The fault of the Church is in taking a particular personality type as virtue, not recognizing that this kind of character is morally neutral and can be directed to good or ill, and maybe even more than that, failing to recognize that lacking this kind of character isn't in and of itself a moral defect.

Larry Hamelin said...

I don't think all liberals are wimps. I'm pretty far left, an no one ever accuses me of wimpiness. And, amusingly enough, those that accuse me of over-aggression tend to be (with some exceptions) conservative Christians and Muslims.

Also look at, for instance, Arthur Silber, Dennis Perrin, and The Rude Pundit.

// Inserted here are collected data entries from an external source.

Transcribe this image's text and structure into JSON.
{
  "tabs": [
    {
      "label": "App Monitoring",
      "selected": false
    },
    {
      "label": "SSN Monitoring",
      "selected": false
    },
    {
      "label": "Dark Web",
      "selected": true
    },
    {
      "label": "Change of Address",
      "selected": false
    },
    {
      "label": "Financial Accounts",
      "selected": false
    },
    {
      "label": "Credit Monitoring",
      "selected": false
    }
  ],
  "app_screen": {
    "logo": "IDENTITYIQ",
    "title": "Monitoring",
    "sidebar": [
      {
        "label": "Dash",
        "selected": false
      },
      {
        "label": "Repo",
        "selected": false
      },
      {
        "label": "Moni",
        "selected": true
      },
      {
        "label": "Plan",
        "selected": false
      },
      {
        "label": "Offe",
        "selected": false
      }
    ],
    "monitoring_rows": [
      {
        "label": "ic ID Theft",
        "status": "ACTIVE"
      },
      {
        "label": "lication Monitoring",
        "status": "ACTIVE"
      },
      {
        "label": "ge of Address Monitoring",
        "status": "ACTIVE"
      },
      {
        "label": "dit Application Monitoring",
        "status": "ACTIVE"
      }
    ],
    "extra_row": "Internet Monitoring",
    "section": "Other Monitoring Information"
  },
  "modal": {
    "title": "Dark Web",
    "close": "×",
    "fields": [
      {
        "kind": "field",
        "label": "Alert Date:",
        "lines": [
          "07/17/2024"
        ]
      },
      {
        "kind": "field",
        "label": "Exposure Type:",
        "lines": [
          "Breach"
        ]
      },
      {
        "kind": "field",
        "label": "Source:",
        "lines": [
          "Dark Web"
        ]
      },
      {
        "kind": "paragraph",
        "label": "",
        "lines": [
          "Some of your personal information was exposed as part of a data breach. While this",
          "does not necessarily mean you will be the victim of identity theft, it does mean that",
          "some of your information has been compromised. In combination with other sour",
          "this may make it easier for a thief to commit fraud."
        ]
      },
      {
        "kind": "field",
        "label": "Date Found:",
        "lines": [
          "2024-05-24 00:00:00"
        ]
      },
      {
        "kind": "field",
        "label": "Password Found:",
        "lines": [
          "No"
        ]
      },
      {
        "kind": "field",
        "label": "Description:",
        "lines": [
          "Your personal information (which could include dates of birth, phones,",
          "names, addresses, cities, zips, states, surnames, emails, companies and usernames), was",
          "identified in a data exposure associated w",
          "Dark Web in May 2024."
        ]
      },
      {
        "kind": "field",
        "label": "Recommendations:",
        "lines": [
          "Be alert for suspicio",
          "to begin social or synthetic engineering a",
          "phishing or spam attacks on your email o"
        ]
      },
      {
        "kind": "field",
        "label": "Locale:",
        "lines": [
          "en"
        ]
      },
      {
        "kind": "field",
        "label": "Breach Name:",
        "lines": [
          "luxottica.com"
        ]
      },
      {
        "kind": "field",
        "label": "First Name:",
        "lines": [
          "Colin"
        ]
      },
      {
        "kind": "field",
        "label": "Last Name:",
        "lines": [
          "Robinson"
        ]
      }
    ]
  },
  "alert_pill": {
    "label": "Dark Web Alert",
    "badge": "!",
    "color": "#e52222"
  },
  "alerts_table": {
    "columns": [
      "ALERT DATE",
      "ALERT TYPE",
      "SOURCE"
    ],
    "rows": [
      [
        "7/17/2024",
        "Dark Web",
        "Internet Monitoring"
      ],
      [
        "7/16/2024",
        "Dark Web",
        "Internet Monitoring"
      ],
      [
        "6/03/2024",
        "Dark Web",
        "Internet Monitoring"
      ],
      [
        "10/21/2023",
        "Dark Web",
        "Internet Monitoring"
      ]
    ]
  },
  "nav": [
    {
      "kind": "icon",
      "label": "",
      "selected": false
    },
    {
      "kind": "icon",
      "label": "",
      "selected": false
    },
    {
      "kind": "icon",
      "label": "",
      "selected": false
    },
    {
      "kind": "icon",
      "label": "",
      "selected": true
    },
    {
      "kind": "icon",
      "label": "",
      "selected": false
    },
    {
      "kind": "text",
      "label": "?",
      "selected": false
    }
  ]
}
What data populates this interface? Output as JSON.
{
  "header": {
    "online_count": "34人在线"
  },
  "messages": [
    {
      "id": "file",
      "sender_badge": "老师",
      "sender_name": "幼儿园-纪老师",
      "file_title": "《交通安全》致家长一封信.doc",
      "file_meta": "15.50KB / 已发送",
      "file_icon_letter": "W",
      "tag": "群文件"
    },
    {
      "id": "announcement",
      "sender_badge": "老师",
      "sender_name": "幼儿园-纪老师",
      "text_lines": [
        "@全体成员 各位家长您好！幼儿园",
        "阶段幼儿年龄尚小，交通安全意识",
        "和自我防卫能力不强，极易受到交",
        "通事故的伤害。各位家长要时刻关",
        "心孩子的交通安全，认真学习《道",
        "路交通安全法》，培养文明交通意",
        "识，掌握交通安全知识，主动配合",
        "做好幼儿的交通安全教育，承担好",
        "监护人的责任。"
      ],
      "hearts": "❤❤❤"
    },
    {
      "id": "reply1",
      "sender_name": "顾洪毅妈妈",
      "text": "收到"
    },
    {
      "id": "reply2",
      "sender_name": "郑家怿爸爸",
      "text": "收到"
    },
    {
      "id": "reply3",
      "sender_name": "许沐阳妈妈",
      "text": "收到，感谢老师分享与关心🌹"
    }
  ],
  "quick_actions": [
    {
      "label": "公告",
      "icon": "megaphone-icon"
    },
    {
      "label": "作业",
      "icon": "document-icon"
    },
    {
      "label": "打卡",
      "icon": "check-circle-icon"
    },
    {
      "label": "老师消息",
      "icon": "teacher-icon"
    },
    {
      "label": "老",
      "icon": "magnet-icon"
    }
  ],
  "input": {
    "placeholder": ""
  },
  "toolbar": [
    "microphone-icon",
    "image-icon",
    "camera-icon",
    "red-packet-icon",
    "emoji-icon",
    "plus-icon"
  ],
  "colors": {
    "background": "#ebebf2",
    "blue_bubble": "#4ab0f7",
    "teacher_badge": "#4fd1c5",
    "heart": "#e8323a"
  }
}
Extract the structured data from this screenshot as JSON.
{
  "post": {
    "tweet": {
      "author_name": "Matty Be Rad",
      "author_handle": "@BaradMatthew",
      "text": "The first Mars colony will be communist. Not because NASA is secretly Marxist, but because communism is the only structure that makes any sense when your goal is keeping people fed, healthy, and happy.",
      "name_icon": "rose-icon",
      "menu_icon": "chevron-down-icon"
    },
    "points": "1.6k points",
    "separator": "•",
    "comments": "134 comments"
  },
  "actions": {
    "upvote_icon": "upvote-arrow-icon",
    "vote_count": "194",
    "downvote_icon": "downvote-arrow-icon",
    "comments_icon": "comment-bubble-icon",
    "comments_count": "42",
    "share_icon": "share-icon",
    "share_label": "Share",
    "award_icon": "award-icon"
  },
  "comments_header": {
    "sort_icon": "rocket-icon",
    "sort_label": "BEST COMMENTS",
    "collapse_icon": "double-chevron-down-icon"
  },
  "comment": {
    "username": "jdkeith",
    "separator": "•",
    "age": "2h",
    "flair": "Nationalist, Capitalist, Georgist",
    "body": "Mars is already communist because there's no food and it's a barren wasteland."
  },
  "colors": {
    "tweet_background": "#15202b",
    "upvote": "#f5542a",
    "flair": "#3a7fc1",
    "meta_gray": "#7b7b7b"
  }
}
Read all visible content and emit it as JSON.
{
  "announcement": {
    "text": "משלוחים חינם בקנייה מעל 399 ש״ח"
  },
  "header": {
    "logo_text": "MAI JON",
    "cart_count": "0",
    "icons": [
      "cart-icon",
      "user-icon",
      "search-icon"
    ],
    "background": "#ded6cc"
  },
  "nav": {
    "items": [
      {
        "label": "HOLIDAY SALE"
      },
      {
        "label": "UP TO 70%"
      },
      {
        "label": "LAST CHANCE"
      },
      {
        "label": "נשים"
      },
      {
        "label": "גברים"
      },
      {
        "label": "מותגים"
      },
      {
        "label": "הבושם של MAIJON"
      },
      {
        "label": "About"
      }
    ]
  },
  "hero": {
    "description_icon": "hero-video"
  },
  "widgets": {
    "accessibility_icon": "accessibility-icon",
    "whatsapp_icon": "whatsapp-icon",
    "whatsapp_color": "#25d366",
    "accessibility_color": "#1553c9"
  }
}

I would definitely agree that there's a thread of wimpiness in the vast agglomerate we call "liberalism", but that's because many people are in fact wimps, and wimps are attracted to liberalism. However, I think the notion that liberalism and leftism is wimpy by definition is as much an artifact of right-wing propaganda as it is a real truth.

Ophelia Benson said...

No actually I agree with you, H.E., when you put it that way. I got the impression from the post that you had in mind people who more or less forced concern on people whether they wanted it or not, rather than people who did useful generous demanding things that other people (including me) don't want to do.

Elentar said...

H.E., you mentioned that slightly less nice strategies beat out Tit for Tat? I'd heard that the current winner overall was Tit for Tat with recovery, which is actually a slightly nicer strategy. Another strategy was able to recognize itself, establish master-slave pairs, and slightly edge out various versions of Tit for Tat, but this seems somewhat like cheating; who really wants to be a slave?

Anonymous said...

It's a different version of Ossama bin Laden's famous statement that "when people see a strong horse and a weak horse, by nature, they will like the strong horse."

Unknown said...

elentar, I haven't followed the literature much recently. I just vaguely remember that Tit for Two Tats, which was even nicer than tit for tat got beat up and subsequently that there were nastier strategies that beat up Tit for Tat--might have been the master-slave strategy. I should poke around a little more.